Here, “Messthetics” sounds like ad-speak for what in art-speak we call the “abject”—per the Tate museum’s definitions section: “artworks which explore themes that transgress and threaten our sense of cleanliness and propriety particularly referencing the body and bodily functions.” Or at least a soft, advertiser-friendly version thereof. Look forward to a Paul McCarthy campaign for Prada.
Theme 5: “Silence vs. Noise”
“The trend is focused on making space for consumers to breathe and reconnect in a cluttered marketplace, engaging our emotions and spirit with visual haiku…. The trend takes its cue from the 1950s and ‘60s minimalist art movement that focus on refined expression and the distillation of complex ideas into elegant simplicity… In an overstimulated society, we instinctively welcome the calmness of this trend.”
So, on the one hand, such an aesthetic of uncluttered “simplicity” seems to chime with the whole “Divine Living” thing.
On the other hand, American Minimalism was all about aestheticizing industrial processes (think ofDonald Judd’s rhythmic boxes). So, on another level, “Silence vs. Noise” dovetails with the tech-forward “Extended Human” aesthetic of too. Think of the sleek look of an Apple store.
In turn, as a motif, this “visual haiku” business would seem to relate negatively to “Messthetics,” being almost its polar opposite.
Thus I begin to suspect that all these trends are part of a mutually reenforcing feedback loop, creative directors scrambling like crabs in a barrel, amplifying and negating each other in the frantic quest for distinction.
Theme 6: “Surreality”
“‘Surreality’ is an aesthetic that references how we visually make sense of the new ways in which we consume culture and share information.

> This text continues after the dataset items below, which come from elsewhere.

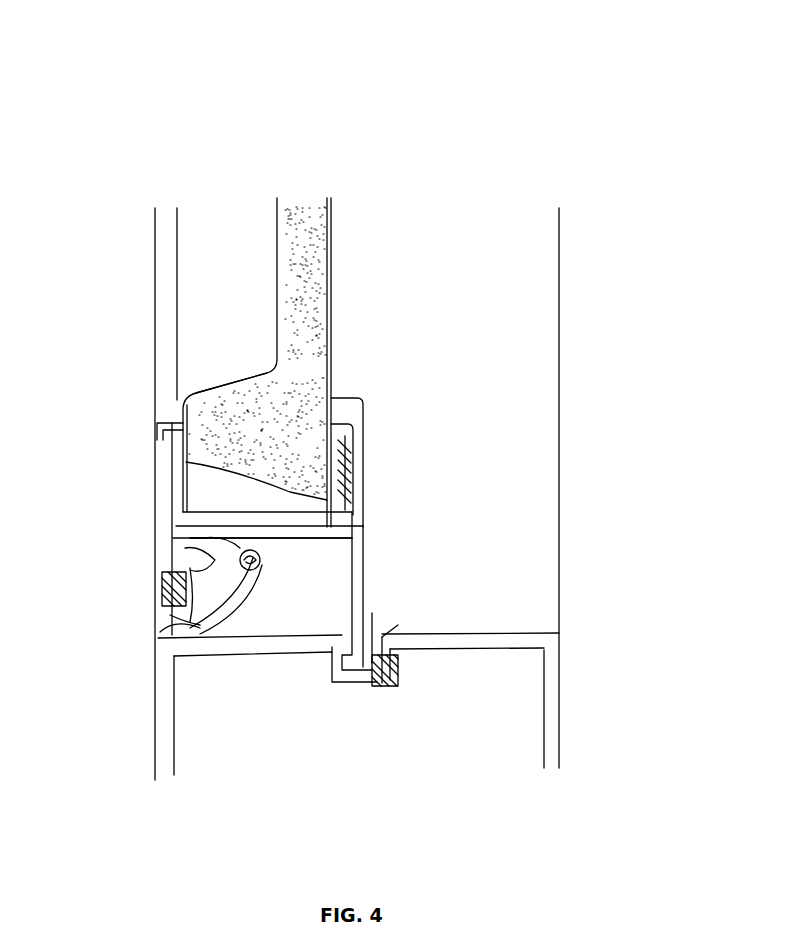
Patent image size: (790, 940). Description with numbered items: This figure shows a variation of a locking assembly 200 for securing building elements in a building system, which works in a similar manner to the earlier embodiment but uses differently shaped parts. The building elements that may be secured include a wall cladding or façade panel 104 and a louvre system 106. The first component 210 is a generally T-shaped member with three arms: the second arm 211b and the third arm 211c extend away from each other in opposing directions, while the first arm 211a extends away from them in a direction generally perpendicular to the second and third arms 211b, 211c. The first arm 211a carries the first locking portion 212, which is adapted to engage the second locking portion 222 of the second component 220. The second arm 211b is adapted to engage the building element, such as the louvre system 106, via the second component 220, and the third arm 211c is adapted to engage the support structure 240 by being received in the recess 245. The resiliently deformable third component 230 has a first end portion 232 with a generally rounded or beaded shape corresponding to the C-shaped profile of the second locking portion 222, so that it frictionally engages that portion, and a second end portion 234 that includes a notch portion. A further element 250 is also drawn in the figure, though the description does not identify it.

The locking assembly 200 is at (645, 132).
The wall cladding or façade panel 104 is at (160, 512).
The louvre system 106 is at (294, 322).
The first component 210 is at (360, 540).
The first arm 211a is at (285, 530).
The second arm 211b is at (364, 448).
The third arm 211c is at (353, 590).
The first locking portion 212 is at (237, 540).
The second component 220 is at (185, 548).
The second locking portion 222 is at (180, 578).
The third component 230 is at (245, 604).
The first end portion 232 is at (262, 556).
The second end portion 234 is at (178, 624).
The support structure 240 is at (245, 660).
The recess 245 is at (378, 660).
The retainer 250 is at (382, 613).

Just as Surrealism looked to translate the unconscious in order to understand the conscious, the visual techniques that shape this trend look to reconcile the duality we experience now that much of our lives are digital… By using treatments that reference online phenomena, like gifs and memes, brands are able to tap into the zeitgeist, positioning them at the forefront of the current visual realm.”
This final techno-surrealist aesthetic is maybe the one that has the most resonances with current art, specifically the so-called “post-internet” aesthetic, which has been the subject of a lot of chatter lately and is fine art’s own spin on “gifs and memes,” fashion and omnipresent branding.
In fact, one of the art groups most associated with “post-internet” scene, the trend-setting DIS Magazine (seen at the last year’s New Museum Triennial), is best-known precisely for its surreal riffs on… stock photos. Creative In Focus 2016 promises that Getty Images is hard at work art directing its own surreal stock photos. And the mouth of the serpent finds its own tail.